Robert Spurlock, formerly of Bloomer, has written his first book, an historical novel based on the life and death of World War I soldier Martin A. Treptow.
“In his first inaugural address, President Reagan spoke of a soldier killed in the First World War,” wrote Spurlock describing the book. “The young man kept a journal, in which he’d penned a vow to work, save, sacrifice and endure ‘and to do my utmost, as if the issue of the whole struggle depended on me alone.’ The ‘Soldier’s Pledge’ found its way onto a Liberty Bond Drive poster, but it was largely forgotten until the President’s 1981 speech.
“The young soldier was Martin Treptow. He grew up in northwest Wisconsin, first on a farm near Chippewa Falls, and then in Bloomer, where his parents built a home in the village,” wrote Spurlock. The Bloomer American Legion Post 295 bears Treptow’s name.
Spurlock, who grew up in Bloomer a block away from Treptow’s boyhood home, learned the “Treptow Pledge” in grade school. He later became interested in learning more about the man how wrote the pledge.
His quest to learn more about the young soldier led Spurlock to Cherokee, Iowa and to France (three times).
Treptow moved to Cherokee after graduating from barber college. In Cherokee he found work, made friends, fell in love, and eventually joined Company M of the 168th Iowa Infantry of the famed 42nd “Rainbow Division.” He was killed in France on July 28, 1918.
Spurlock said the community of Cherokee is big into history and preserving it and he found lots of help in Cherokee researching Treptow’s life. The newspaper in Cherokee was also a big help as were the people at the Sanford Museum.
He was also allowed, by Treptow relative Scott Roen, to view Treptow’s journals—there are two of them. Spurlock said he thinks Treptow may have kept the journals with the intention of writing a book after the war.
Somewhere along the way during Spurlock’s research of Martin A. Treptow he came to the decision to write his own book and chose to write an historical novel.
“I decided I could do more justice to the story if I filled in the gaps,” Spurlock told the Bloomer Advance in a phone interview.
In the description of the book on Amazon, Spurlock said, “They Call Me Trep is not a pure biography, however. Following President Reagan’s speech, that ground was well covered by The New York Times and other media outlets. While They Call Me Trep is chronologically accurate, and features real people, it also employs fictional elements to educate readers about life in the Upper Midwest at the turn of the century, and about the First World War. There are strong women in the story, and famous characters, but it’s neither a paean to political correctness, nor Forrest Gump 2.0. The women’s impressive personalities need no embellishment, and every encounter with a famous personage could have happened, and one almost certainly did.”

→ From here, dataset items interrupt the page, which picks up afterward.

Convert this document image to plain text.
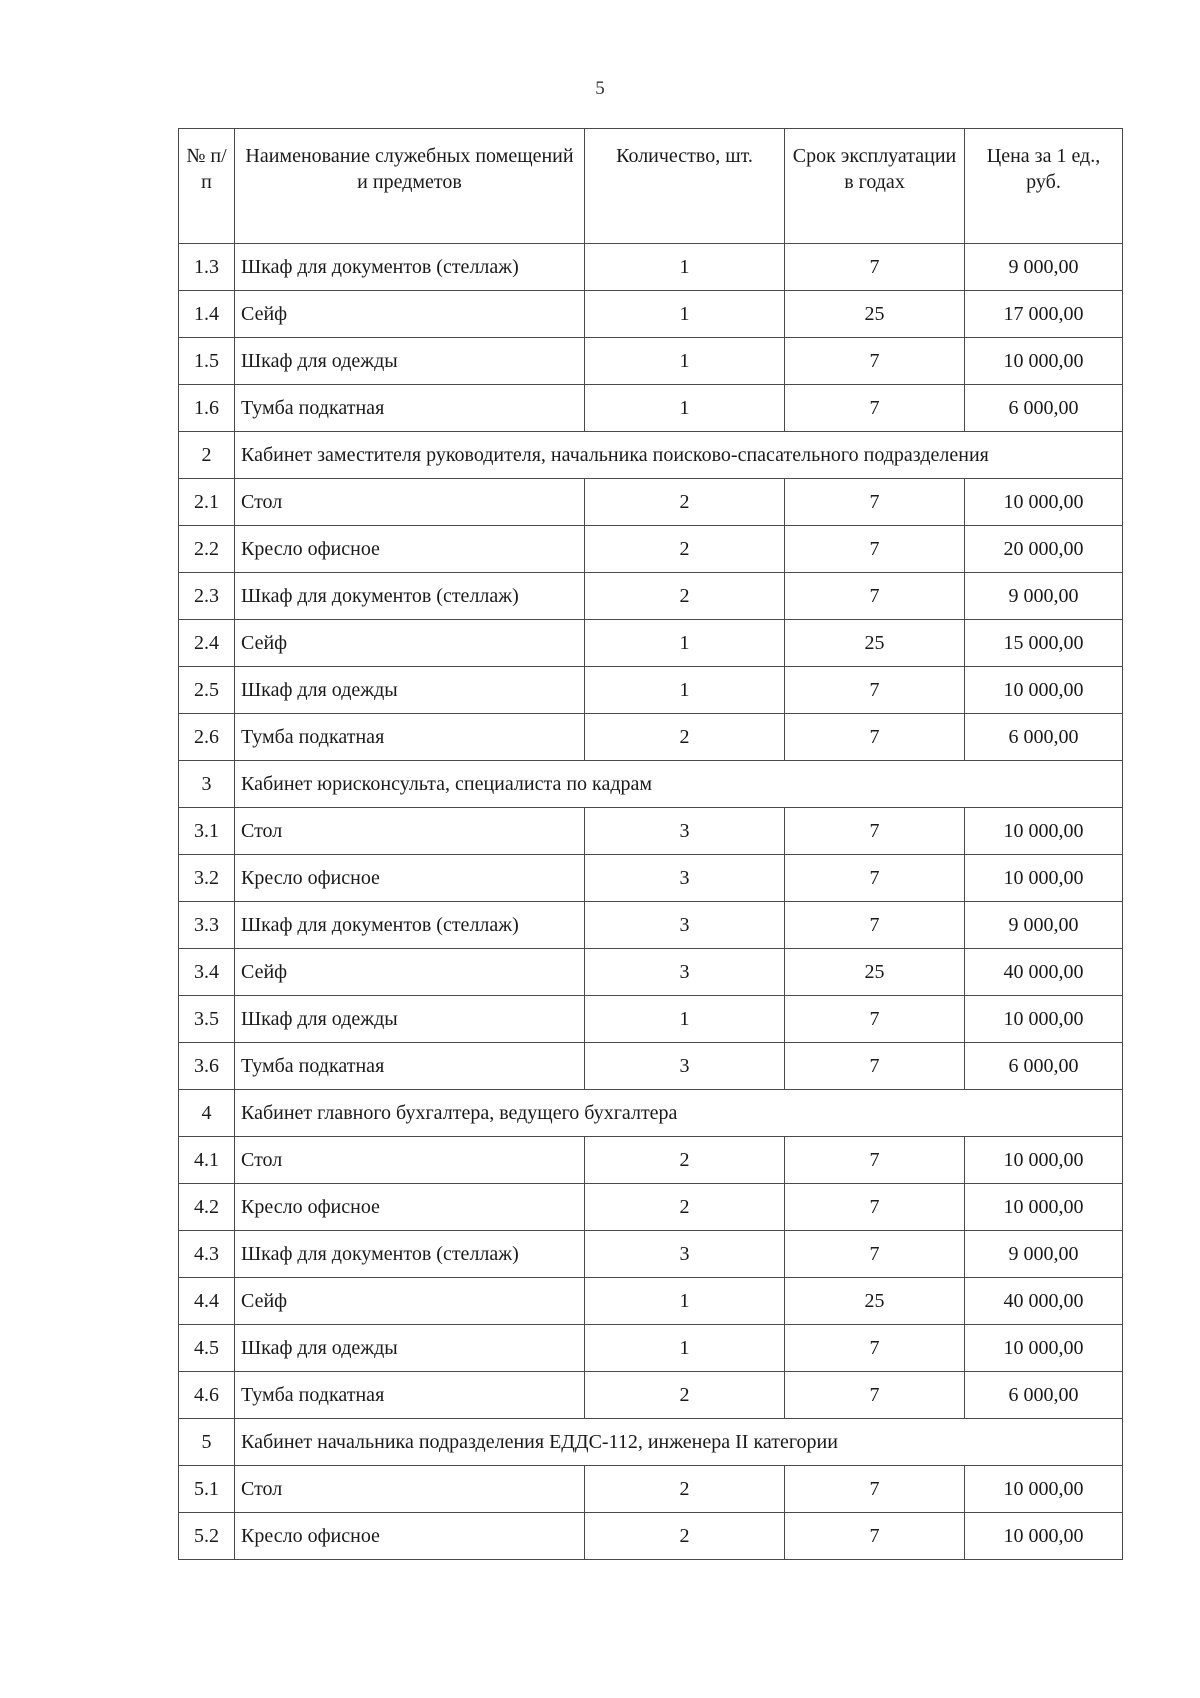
5
№ п/п	Наименование служебных помещений и предметов	Количество, шт.	Срок эксплуатации в годах	Цена за 1 ед., руб.
1.3	Шкаф для документов (стеллаж)	1	7	9 000,00
1.4	Сейф	1	25	17 000,00
1.5	Шкаф для одежды	1	7	10 000,00
1.6	Тумба подкатная	1	7	6 000,00
2	Кабинет заместителя руководителя, начальника поисково-спасательного подразделения			
2.1	Стол	2	7	10 000,00
2.2	Кресло офисное	2	7	20 000,00
2.3	Шкаф для документов (стеллаж)	2	7	9 000,00
2.4	Сейф	1	25	15 000,00
2.5	Шкаф для одежды	1	7	10 000,00
2.6	Тумба подкатная	2	7	6 000,00
3	Кабинет юрисконсульта, специалиста по кадрам			
3.1	Стол	3	7	10 000,00
3.2	Кресло офисное	3	7	10 000,00
3.3	Шкаф для документов (стеллаж)	3	7	9 000,00
3.4	Сейф	3	25	40 000,00
3.5	Шкаф для одежды	1	7	10 000,00
3.6	Тумба подкатная	3	7	6 000,00
4	Кабинет главного бухгалтера, ведущего бухгалтера			
4.1	Стол	2	7	10 000,00
4.2	Кресло офисное	2	7	10 000,00
4.3	Шкаф для документов (стеллаж)	3	7	9 000,00
4.4	Сейф	1	25	40 000,00
4.5	Шкаф для одежды	1	7	10 000,00
4.6	Тумба подкатная	2	7	6 000,00
5	Кабинет начальника подразделения ЕДДС-112, инженера II категории			
5.1	Стол	2	7	10 000,00
5.2	Кресло офисное	2	7	10 000,00
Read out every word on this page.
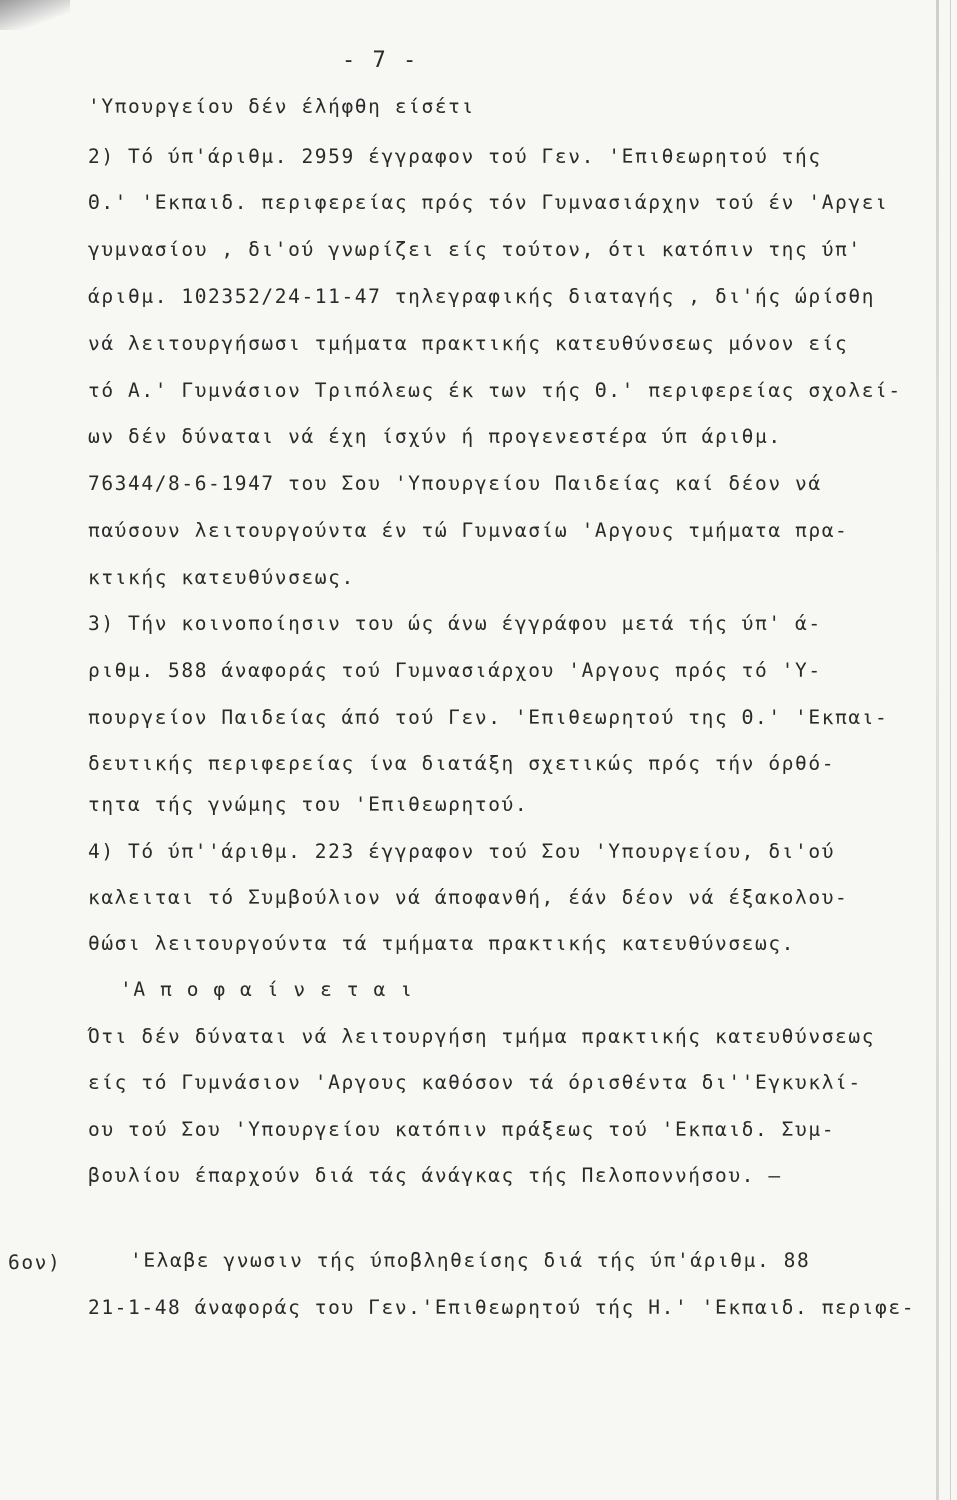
- 7 -
'Υπουργείου δέν έλήφθη είσέτι
2) Τό ύπ'άριθμ. 2959 έγγραφον τού Γεν. 'Επιθεωρητού τής
Θ.' 'Εκπαιδ. περιφερείας πρός τόν Γυμνασιάρχην τού έν 'Αργει
γυμνασίου , δι'ού γνωρίζει είς τούτον, ότι κατόπιν της ύπ'
άριθμ. 102352/24-11-47 τηλεγραφικής διαταγής , δι'ής ώρίσθη
νά λειτουργήσωσι τμήματα πρακτικής κατευθύνσεως μόνον είς
τό Α.' Γυμνάσιον Τριπόλεως έκ των τής Θ.' περιφερείας σχολεί-
ων δέν δύναται νά έχη ίσχύν ή προγενεστέρα ύπ άριθμ.
76344/8-6-1947 του Σου 'Υπουργείου Παιδείας καί δέον νά
παύσουν λειτουργούντα έν τώ Γυμνασίω 'Αργους τμήματα πρα-
κτικής κατευθύνσεως.
3) Τήν κοινοποίησιν του ώς άνω έγγράφου μετά τής ύπ' ά-
ριθμ. 588 άναφοράς τού Γυμνασιάρχου 'Αργους πρός τό 'Υ-
πουργείον Παιδείας άπό τού Γεν. 'Επιθεωρητού της Θ.' 'Εκπαι-
δευτικής περιφερείας ίνα διατάξη σχετικώς πρός τήν όρθό-
τητα τής γνώμης του 'Επιθεωρητού.
4) Τό ύπ''άριθμ. 223 έγγραφον τού Σου 'Υπουργείου, δι'ού
καλειται τό Συμβούλιον νά άποφανθή, έάν δέον νά έξακολου-
θώσι λειτουργούντα τά τμήματα πρακτικής κατευθύνσεως.
'Α π ο φ α ί ν ε τ α ι
Ότι δέν δύναται νά λειτουργήση τμήμα πρακτικής κατευθύνσεως
είς τό Γυμνάσιον 'Αργους καθόσον τά όρισθέντα δι''Εγκυκλί-
ου τού Σου 'Υπουργείου κατόπιν πράξεως τού 'Εκπαιδ. Συμ-
βουλίου έπαρχούν διά τάς άνάγκας τής Πελοποννήσου. —
6ον)	'Ελαβε γνωσιν τής ύποβληθείσης διά τής ύπ'άριθμ. 88
21-1-48 άναφοράς του Γεν.'Επιθεωρητού τής Η.' 'Εκπαιδ. περιφε-
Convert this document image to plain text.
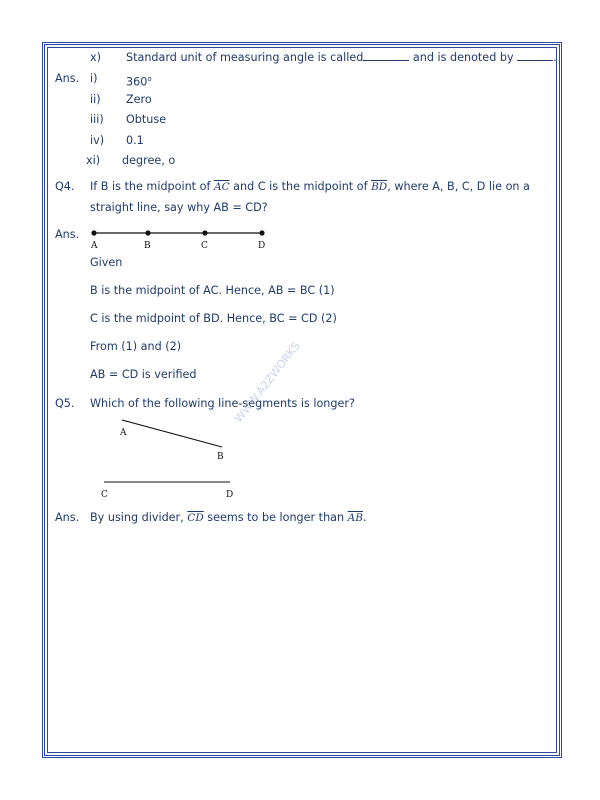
x) Standard unit of measuring angle is called	and is denoted by	.
Ans. i)	360$^o$
ii) Zero
iii) Obtuse
iv) 0.1
xi) degree, o
Q4. If B is the midpoint of $\overline{AC}$ and C is the midpoint of $\overline{BD}$, where A, B, C, D lie on a
straight line, say why AB = CD?
Ans.
A	B	C	D
A
B
C	D
Given
B is the midpoint of AC. Hence, AB = BC (1)
C is the midpoint of BD. Hence, BC = CD (2)
From (1) and (2)
AB = CD is verified
Q5. Which of the following line-segments is longer?
Ans. By using divider, $\overline{CD}$ seems to be longer than $\overline{AB}$.
WWW.A2ZWORKS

Spurlock told the Advance that one of the things he did to fill in the gaps was to recreate the relationship between Treptow and his girlfriend, Pearl. In doing so he had to contemplate how they could have met and where they might have gone on dates.
One thing Spurlock does know is that Pearl moved to Brooklyn to be closer to where Treptow was stationed before he shipped out to France. He also said that Pearl was quite a personality in her own right and that readers will get to know her in the story.
The storyline of “They Call Me Trep follows Martin from northern Wisconsin, to Iowa, to France, and back home to Bloomer. Several of Martin’s letters to friends in Cherokee are included, as well as excerpts from the journals he kept. There are photographs of the farm, his home in town, and Cherokee in the early 20th Century. There also are photographs of Martin and the woman he loved, and his unit in France,” said Spurlock.
Bloomer readers will recognize names and places in the story which concludes with a curtain call, which identifies the real historical characters, and provides another peek into their lives.
They Call Me Trep is available through Amazon, Booklocker, or Barnes & Noble.